China owns the market

Beijing is caught in 'trap' over dollar

China's official foreign exchange manager is still buying record amounts of US government bonds, despite Beijing's increasingly vocal fear of a dollar collapse, according to officials and analysts.

In recent months, senior Chinese officials, including Premier Wen Jiabao, have repeatedly signalled their concern that US policies could lead to a collapse in the dollar and global inflation.

But Chinese and western officials in Beijing say China is caught in a "dollar trap" and has little choice but to keep pouring the bulk of its growing reserves into the US Treasury, which remains the only market big enough and liquid enough to support its huge purchases.
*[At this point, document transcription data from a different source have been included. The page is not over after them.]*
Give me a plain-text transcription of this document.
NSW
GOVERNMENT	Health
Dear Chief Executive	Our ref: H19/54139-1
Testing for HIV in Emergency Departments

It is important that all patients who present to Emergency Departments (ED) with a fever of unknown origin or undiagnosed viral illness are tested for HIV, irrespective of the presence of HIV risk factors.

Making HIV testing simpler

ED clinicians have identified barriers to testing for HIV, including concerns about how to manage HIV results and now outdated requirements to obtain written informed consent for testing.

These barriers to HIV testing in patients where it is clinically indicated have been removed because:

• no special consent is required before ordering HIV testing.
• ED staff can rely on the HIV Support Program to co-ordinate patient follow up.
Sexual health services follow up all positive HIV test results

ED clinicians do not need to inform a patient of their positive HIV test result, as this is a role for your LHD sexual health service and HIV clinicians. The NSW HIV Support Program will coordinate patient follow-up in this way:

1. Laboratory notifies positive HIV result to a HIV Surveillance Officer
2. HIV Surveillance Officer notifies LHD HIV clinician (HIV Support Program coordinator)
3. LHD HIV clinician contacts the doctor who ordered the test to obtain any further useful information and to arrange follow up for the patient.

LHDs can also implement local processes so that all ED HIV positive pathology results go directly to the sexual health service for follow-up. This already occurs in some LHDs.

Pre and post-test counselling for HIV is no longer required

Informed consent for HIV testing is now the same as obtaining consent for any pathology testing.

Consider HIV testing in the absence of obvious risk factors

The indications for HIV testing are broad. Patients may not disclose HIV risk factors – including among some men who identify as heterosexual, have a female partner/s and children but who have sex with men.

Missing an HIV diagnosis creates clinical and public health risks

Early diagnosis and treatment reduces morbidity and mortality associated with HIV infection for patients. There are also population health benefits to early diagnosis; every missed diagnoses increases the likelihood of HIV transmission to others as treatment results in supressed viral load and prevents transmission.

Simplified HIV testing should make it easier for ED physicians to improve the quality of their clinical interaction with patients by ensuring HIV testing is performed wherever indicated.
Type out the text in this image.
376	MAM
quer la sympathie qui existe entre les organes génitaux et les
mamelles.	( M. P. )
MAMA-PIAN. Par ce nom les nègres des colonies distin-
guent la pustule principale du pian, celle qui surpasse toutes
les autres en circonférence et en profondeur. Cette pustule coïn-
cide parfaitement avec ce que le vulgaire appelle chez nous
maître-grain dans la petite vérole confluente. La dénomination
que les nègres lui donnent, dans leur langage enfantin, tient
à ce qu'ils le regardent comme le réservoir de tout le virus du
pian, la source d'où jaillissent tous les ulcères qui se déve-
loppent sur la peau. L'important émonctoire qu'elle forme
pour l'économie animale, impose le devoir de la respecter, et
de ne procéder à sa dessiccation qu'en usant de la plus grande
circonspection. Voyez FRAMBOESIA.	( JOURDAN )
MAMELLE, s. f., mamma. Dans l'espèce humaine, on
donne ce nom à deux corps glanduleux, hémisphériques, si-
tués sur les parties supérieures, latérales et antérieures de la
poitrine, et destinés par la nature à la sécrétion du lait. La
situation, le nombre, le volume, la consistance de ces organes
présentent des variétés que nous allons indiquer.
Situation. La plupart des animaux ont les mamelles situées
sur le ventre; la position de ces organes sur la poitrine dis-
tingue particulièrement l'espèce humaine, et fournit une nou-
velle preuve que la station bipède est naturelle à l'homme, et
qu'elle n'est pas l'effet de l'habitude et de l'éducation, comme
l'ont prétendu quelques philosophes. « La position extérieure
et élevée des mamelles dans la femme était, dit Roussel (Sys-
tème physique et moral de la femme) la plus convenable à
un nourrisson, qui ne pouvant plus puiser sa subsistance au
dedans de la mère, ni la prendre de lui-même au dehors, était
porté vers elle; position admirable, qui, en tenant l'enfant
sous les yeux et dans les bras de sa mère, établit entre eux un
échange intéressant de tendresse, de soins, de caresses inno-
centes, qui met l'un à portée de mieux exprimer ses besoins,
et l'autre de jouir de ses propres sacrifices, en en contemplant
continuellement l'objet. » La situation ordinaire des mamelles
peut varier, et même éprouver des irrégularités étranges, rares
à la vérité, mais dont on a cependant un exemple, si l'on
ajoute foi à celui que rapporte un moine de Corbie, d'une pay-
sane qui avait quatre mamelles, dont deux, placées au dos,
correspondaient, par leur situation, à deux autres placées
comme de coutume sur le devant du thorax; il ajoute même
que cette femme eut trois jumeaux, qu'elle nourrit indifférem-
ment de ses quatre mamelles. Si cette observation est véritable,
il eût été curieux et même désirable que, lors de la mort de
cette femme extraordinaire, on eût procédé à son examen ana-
In March alone, China's direct holdings of US Treasury securities rose by $23.7bn (£14.9bn) to reach a new record high of $768bn, according to preliminary US data, allowing China to retain its title as the biggest creditor of the US government.

"Because of the sheer size of its reserves Safe [China's State Administration of Foreign Exchange] will immediately disrupt any other market it tries to shift into in a big way and could also collapse the value of its existing reserves if it sold too many dollars," said a western official, who spoke on condition of anonymity.

The composition of China's reserves is a state secret but dollar assets are estimated to comprise as much as 70 per cent of the $1,953bn total. China owns nearly a quarter of the US debt held by foreigners, according to US Treasury data.

The collapse of Fannie Mae and Freddie Mac, the US mortgage financiers, last summer prompted Safe to adjust its strategy and buy far more short-term US government securities, instead of longer-maturity bonds and notes.

When you become the "owner of a market" through manipulation, in this case by artificially lowering the value of a currency, the Renminbi, you face tough choices. There are consequences, usually bad ones when you do this for too long as so many "commodity cornering" traders have found out. China has the option of forcing its currency up to reflect its growing clout in the global economy, or it can start to sell its dollar holdings and shift into something else, most likely a more diversified basket of currencies/commodities or gold/silver.

Treasuries are in trouble as they can only be held up by foreign purchases or monetization by the Fed. Seeing as how the foreign purchasers see a lot of credit/inflation risk, we are only left with option 2. Monetization is outright inflation of the currency and leads to bad things like hyperinflation. Equity markets are reflecting this risk in higher nominal prices.